How long can this dynamic continue? Tax credits are currently in place to incentivize the production of renewable fuels. BUT, current legal specifications for on-road diesel don't allow for more than 10% of biodiesel blending.
All of this highlights the crack in overall market sentiment (ESG, climate objectives) vs the reality of producing fuel to meet current demand. We think this is the looming supply disruption noted earlier. The market believes there is a lack of interest in the production of traditional fuels due to stated climate objectives across the world. The market believes that it will take more than backwardation to entice long-term capital commitments towards the production of traditional fuels.
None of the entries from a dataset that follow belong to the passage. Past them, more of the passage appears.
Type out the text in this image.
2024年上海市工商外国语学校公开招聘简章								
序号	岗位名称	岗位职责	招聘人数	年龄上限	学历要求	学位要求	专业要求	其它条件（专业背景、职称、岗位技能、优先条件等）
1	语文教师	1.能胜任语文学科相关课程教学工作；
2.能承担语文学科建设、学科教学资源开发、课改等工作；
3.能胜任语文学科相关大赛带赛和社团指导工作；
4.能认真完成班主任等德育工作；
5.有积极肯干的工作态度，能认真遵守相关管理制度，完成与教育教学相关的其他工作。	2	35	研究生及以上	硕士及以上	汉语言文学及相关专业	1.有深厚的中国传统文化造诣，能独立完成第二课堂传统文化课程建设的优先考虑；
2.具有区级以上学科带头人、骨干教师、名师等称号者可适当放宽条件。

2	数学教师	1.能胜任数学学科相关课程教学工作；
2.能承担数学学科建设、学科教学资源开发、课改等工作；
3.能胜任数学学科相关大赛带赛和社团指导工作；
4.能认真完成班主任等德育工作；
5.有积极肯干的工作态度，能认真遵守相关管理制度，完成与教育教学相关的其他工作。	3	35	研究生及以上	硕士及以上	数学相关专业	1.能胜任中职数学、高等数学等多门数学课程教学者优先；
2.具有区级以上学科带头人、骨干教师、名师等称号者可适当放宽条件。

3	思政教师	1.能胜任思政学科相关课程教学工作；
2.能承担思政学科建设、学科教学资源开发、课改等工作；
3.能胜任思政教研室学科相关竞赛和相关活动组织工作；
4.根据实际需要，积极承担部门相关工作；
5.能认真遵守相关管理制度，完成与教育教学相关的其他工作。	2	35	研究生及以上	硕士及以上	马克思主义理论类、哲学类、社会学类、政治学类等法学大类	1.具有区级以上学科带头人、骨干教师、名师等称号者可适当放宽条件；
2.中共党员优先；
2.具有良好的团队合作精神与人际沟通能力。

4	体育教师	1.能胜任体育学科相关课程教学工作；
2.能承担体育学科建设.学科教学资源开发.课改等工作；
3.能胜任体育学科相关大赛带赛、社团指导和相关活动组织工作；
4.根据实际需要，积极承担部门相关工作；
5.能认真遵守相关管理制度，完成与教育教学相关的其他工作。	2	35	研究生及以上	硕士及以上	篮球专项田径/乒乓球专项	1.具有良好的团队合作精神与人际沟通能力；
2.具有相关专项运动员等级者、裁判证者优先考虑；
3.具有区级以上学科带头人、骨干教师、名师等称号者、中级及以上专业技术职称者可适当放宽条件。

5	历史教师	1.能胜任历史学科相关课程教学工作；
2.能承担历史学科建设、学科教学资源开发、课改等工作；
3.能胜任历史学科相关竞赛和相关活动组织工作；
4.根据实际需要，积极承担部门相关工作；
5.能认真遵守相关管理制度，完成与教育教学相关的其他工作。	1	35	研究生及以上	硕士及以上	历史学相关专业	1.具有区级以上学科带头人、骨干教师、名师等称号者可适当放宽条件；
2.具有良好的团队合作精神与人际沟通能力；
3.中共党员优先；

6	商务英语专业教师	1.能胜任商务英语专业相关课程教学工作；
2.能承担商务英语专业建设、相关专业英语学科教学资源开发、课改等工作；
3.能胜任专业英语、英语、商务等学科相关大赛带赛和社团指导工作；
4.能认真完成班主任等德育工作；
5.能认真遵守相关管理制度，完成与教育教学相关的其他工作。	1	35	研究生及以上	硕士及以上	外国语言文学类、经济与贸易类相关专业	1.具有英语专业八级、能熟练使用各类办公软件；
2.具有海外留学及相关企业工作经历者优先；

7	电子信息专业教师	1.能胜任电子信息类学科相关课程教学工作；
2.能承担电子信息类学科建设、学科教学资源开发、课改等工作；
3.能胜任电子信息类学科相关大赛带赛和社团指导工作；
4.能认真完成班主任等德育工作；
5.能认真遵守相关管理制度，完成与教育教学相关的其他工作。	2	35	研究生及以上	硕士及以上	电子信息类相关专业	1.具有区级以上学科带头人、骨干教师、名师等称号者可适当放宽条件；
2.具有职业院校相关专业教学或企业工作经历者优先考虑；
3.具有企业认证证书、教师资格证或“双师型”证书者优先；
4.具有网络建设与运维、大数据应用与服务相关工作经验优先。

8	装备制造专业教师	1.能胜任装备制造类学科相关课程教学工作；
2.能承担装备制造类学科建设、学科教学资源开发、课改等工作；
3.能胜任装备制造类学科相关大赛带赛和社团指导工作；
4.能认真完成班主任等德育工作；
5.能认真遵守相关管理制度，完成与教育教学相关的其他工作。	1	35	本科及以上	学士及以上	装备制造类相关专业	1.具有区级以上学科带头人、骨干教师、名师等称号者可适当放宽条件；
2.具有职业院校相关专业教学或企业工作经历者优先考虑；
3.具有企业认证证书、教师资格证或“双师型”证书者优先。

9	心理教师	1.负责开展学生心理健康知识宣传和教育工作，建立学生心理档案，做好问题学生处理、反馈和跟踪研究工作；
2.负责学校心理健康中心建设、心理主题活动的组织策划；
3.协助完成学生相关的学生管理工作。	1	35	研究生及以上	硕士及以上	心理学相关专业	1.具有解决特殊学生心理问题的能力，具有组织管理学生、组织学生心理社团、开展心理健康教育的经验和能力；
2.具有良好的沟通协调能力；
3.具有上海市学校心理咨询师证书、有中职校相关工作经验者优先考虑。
Finally, we circle back to calendar spreads. Having put inventory and renewable aspirations into perspective. Rolling 1-month calendar spreads (left chart below) have entered bullish territory. Territory generally observed when outright oil prices are at higher levels than they are today (right chart below).
There is a case to be made for higher oil prices. Current spread levels are more reflective of WTI oil prices in the $56-$68 range. Perhaps it's time for outright prices to take the lead now and backwardation to lag. The comeback story cannot be written by spikes in front-month prices alone.
EIA Inventory Statistics Recap
The EIA reported a total petroleum inventory BUILD of 3.50 million barrels for the week ending January 29, 2021 (compared with a build of 4.50 million barrels last week).
Year-to-date total inventory changes for 2021 stand at 5.70 million barrels (vs 2.20 million barrels last week), with crude oil inventory now down 9.80 million barrels for the year.
Commercial Inventory levels of Crude Oil (ex-SPR) compared to prior years continue to show signs of recovery.